The show, now in its third season, follows the lives of Navajo law enforcement officers in the 1970s as they solve mysteries in the present and face trauma from their past. Gordon, who stars as Officer Jim Chee — a character with both Native American and Irish roots — told the audience that his role helped him to reconcile with his multi-ethnic heritage.
“I have taken a big part of my life and kind of translated and molded it into what [Chee] has gone through as a Navajo man. He’s supposed to be part Irish; I come from a multi-ethnic background. With my mom, I’m Hualapai from Arizona, but also my dad is Scottish and all these other things from Europe,” Gordon said. “I do really sympathize with that aspect because my whole life growing up, I always felt like I was in an in-between world. I was within and without, and I didn’t belong to either side. And now it feels like I do with this family up here that I’ve grown to love and be the most vulnerable, raw and passionate version of myself that I can be.”
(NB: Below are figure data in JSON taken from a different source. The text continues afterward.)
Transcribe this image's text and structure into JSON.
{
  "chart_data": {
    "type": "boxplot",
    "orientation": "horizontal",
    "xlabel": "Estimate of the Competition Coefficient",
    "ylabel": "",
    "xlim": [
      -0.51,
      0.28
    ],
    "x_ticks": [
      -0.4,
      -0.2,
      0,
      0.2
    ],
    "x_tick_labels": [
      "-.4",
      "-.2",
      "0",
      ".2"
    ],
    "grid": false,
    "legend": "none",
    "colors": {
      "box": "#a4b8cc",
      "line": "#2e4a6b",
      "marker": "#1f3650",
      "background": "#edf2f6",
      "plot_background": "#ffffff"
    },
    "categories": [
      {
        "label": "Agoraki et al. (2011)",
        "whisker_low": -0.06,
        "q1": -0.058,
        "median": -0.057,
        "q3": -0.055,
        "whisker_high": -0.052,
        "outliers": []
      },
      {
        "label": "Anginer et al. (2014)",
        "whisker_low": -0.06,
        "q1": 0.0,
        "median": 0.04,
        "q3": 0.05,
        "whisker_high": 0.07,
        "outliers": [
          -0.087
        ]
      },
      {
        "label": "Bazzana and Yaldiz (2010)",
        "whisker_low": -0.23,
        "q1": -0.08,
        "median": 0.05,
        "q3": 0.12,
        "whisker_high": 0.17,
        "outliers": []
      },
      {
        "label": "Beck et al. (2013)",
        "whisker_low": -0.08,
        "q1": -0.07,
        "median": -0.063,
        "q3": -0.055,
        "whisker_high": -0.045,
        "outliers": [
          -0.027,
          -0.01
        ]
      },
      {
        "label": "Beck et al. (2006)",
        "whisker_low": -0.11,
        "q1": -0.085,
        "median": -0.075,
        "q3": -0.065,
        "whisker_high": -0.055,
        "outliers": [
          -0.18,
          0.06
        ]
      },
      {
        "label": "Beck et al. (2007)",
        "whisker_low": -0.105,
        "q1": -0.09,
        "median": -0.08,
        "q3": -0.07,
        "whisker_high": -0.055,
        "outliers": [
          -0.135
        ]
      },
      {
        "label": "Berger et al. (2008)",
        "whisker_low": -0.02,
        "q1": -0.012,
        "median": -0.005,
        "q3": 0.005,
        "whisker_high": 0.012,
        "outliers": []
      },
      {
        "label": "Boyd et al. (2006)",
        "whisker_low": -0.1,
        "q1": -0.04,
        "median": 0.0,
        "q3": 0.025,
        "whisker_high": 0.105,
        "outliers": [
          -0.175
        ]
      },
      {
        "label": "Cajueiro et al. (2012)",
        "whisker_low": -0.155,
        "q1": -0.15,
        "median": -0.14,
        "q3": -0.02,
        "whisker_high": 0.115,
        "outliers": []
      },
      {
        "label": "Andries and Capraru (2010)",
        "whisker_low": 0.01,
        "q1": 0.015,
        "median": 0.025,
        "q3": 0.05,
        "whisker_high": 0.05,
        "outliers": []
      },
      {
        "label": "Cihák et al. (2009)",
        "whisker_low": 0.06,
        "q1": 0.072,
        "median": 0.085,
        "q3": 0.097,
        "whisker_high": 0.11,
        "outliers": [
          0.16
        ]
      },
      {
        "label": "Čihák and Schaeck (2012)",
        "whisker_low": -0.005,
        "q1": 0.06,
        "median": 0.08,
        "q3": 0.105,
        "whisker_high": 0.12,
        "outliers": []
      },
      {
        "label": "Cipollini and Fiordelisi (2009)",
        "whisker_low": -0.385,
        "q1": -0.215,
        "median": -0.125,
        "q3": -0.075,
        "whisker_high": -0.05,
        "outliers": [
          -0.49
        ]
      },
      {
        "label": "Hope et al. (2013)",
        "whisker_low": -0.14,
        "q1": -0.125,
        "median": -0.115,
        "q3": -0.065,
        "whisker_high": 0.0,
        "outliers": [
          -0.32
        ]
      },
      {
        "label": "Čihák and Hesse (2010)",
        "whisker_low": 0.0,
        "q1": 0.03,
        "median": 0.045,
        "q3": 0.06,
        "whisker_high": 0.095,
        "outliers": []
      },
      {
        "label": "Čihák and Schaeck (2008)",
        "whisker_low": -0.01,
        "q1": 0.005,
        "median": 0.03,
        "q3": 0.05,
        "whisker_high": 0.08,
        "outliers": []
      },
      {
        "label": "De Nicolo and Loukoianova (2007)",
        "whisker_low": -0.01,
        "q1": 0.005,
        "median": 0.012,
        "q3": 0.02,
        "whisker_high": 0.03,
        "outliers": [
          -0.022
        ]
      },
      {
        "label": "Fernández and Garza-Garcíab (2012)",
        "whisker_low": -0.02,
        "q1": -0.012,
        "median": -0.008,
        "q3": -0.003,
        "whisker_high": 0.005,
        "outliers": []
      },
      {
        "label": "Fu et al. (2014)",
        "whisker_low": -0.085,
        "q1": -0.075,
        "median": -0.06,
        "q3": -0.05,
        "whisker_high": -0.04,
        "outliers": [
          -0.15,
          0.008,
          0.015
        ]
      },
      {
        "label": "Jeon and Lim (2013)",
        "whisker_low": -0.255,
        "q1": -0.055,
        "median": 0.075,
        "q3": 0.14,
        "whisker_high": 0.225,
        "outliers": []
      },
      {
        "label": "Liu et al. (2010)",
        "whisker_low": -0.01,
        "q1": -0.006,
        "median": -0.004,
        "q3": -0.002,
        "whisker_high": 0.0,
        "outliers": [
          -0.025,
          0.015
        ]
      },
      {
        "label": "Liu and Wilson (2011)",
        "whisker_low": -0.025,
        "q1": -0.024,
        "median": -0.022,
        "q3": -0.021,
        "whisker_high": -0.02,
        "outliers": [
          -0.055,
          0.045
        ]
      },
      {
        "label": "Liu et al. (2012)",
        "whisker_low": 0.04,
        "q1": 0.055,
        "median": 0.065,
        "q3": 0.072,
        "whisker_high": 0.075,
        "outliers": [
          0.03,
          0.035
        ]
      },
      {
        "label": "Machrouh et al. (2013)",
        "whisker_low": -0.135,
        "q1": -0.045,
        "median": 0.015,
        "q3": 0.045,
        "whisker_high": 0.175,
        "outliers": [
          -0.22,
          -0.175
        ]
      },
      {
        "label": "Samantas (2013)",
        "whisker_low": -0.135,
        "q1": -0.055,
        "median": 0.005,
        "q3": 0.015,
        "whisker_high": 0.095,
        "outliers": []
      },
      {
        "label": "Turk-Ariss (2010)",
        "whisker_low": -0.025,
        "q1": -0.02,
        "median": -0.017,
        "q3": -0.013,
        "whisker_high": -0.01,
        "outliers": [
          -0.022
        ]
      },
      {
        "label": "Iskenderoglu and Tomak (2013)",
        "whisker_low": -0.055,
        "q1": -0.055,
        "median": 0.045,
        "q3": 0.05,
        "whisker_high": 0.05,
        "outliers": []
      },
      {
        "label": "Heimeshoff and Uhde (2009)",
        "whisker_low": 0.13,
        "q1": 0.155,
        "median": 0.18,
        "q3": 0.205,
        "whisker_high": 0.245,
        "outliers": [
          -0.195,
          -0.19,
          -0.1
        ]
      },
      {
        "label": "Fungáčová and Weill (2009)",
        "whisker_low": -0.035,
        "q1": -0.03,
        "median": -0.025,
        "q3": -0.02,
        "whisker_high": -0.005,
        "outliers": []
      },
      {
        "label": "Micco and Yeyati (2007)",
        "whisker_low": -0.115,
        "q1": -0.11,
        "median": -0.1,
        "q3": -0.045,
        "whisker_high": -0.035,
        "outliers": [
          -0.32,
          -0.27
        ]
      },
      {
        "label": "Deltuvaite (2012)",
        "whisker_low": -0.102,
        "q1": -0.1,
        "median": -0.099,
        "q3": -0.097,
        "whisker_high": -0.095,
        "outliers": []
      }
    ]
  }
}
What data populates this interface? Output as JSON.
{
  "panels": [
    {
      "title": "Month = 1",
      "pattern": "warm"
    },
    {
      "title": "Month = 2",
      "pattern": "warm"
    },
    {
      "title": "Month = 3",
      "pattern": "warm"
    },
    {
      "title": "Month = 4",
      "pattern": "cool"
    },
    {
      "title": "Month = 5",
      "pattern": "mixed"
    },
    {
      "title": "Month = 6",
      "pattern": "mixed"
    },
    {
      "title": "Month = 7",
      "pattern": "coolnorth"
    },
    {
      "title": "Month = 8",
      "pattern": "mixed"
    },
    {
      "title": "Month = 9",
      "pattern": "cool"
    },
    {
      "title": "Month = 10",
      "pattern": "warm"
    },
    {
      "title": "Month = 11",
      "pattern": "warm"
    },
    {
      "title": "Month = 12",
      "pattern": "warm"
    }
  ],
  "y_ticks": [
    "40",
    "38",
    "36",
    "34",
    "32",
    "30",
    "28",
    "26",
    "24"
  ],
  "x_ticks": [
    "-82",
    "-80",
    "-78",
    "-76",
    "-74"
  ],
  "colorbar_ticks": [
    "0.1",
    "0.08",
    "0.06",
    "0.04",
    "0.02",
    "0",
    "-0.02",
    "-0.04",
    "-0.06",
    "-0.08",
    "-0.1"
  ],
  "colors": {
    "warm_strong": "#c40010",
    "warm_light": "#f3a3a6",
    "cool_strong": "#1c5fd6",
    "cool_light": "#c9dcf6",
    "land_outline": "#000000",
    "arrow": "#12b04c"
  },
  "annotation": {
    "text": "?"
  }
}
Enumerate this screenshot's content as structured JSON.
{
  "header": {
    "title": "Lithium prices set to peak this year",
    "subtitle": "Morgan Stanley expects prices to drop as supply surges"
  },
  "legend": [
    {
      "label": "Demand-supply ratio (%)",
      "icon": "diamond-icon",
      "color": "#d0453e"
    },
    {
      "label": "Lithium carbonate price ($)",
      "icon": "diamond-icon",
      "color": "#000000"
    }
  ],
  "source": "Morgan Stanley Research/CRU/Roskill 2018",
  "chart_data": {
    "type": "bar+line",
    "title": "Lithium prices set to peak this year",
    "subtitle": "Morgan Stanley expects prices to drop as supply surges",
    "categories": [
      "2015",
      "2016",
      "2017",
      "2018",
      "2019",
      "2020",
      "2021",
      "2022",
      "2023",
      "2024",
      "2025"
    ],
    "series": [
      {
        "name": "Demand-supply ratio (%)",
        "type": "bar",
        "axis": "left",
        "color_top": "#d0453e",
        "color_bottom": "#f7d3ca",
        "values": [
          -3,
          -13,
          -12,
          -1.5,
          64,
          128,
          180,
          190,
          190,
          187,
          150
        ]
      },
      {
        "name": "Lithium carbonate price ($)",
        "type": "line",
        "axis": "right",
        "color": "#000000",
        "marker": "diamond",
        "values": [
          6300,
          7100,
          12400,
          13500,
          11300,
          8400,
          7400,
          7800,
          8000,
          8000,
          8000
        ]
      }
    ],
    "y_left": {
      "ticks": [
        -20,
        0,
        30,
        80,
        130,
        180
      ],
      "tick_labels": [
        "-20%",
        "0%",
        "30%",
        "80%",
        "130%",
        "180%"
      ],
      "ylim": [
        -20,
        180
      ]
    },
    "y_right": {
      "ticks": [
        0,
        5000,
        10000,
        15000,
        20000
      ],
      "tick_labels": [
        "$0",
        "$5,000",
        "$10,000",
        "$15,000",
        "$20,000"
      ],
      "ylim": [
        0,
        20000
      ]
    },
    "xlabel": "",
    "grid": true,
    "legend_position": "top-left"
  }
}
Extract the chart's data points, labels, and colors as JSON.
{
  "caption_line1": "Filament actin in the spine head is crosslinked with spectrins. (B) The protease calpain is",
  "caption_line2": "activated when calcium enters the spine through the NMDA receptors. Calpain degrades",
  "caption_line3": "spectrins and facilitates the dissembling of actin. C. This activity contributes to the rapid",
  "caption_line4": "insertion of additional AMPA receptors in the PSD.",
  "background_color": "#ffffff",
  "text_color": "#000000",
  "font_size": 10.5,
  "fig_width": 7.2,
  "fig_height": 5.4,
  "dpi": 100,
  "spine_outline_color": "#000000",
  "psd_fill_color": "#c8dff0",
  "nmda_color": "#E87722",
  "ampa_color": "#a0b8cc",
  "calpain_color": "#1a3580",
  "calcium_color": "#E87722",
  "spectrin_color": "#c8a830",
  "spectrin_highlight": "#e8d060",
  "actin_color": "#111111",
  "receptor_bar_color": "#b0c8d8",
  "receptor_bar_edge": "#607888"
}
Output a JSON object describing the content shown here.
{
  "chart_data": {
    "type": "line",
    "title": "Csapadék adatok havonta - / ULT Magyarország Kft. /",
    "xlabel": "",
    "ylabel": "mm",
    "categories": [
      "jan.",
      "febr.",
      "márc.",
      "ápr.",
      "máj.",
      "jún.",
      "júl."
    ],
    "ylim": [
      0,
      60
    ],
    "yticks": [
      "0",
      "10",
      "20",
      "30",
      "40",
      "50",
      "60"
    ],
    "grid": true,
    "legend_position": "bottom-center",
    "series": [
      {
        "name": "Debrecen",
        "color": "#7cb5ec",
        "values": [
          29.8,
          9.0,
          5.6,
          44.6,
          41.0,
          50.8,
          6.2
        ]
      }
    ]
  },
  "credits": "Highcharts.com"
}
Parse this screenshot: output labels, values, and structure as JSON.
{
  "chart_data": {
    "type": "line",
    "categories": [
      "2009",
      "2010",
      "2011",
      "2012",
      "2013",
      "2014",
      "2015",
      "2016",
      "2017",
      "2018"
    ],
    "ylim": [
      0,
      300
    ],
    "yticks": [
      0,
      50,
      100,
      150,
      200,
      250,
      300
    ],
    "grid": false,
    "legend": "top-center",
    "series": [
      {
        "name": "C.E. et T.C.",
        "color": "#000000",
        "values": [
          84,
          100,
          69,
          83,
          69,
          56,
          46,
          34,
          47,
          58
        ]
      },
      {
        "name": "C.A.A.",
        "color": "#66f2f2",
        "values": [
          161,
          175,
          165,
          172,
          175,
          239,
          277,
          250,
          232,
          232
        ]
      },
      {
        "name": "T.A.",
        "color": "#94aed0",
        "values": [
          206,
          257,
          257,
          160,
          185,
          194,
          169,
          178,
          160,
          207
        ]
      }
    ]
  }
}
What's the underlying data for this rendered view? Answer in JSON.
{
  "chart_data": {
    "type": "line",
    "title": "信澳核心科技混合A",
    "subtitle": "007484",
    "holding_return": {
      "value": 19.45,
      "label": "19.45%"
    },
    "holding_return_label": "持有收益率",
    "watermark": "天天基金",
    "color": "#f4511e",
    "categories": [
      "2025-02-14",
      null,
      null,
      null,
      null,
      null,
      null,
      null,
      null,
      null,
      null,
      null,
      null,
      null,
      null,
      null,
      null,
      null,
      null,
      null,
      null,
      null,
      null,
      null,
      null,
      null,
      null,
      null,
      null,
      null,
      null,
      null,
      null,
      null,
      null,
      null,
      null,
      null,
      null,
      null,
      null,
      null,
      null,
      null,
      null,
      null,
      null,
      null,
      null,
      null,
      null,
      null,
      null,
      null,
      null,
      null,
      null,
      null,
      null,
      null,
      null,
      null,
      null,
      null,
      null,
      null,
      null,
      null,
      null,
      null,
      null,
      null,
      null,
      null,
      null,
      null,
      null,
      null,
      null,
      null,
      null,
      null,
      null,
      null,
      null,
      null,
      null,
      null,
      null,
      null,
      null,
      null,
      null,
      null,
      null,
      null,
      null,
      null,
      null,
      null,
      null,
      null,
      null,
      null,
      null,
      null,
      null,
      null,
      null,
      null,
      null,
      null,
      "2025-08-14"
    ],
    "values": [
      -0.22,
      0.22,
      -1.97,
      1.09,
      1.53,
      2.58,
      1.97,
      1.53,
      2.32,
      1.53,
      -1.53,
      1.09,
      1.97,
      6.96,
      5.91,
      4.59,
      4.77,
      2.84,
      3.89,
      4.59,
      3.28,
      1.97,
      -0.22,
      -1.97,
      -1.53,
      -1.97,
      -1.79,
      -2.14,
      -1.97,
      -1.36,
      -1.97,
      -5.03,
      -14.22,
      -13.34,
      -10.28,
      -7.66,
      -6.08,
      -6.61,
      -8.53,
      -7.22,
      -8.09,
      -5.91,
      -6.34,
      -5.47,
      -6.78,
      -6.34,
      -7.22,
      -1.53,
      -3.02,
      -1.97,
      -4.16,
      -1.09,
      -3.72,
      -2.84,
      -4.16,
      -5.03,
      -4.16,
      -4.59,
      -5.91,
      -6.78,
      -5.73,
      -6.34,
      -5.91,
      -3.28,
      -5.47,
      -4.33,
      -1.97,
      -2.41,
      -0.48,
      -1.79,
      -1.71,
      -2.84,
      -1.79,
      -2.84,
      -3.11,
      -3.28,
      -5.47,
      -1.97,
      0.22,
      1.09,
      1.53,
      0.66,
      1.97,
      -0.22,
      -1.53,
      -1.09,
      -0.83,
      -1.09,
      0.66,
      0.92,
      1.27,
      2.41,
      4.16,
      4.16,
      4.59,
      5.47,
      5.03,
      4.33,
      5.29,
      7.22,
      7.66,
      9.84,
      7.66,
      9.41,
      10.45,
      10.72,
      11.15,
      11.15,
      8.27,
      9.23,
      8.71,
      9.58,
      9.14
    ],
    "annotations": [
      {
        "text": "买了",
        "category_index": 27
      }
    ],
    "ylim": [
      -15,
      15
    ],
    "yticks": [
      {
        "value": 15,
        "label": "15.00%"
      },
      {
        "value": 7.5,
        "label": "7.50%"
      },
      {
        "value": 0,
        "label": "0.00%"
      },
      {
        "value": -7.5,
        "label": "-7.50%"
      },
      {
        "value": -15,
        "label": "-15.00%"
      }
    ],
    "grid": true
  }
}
Series lead McLarnon shared how the tight-knit bond within the cast helped him through scenes where his character, Joe Leaphorn, relives the trauma he experienced as a Navajo boy forced to abandon his culture after being sent to a Christian boarding school.
“I’ve been through a lot of similar things — Joe’s Ketamine dream and his trauma that he experienced in that dream, and what he went through as a child. I went through a lot of the same things, so it was very easy for me to tap into that emotion,” he told the audience. “But yeah, you just bring your own life experiences to it and you surround yourself with people that care about you.”
Elfman joined the cast in season three, portraying FBI agent Sylvia Washington, who investigates a death that Joe may be involved in. She expressed her gratitude to AMC for allowing her to break out of the comedy roles she has played since the 1990s.
“I was so grateful to AMC for giving me the opportunity to come show other colors, which we don’t always get those opportunities as artists — especially if you have shown an ability in another genre, they like to stick you right in there and don’t let you leave,” she explained. “And AMC, from Fear the Walking Dead to this, has really been so generous in accepting and giving me the opportunity to show other sides of my artistry.”
Allison’s character, Emma Leaphorn, faced a particularly challenging season when her marriage to Joe came under strain after learning of his role in the death of a key character. She spoke about how her own childhood in a Native American community prepared her to play a character facing overwhelming personal hardships.
“My mom has always prepared me, since the time I was a little girl, that I would be facing adversity. And that’s one of the things that the coming-of-age ceremony will teach you, how to live through adversity when it comes to you,” Allison noted. “That honor that it has when you have that sacred moment where you go through the ceremony, that teaches you the preparation of what you’re going to do — four nights, no sleep, running east. You do things around the house for your community, and then you learn something as well about the people who come through. So that’s also part of what I brought to the stamina of Emma, just to be able to go into those dark places.”
The evening also featured a performance by musical duo Mozart and Gabriel. Season three of Dark Winds wrapped up in April, and season four is expected to premiere in 2026.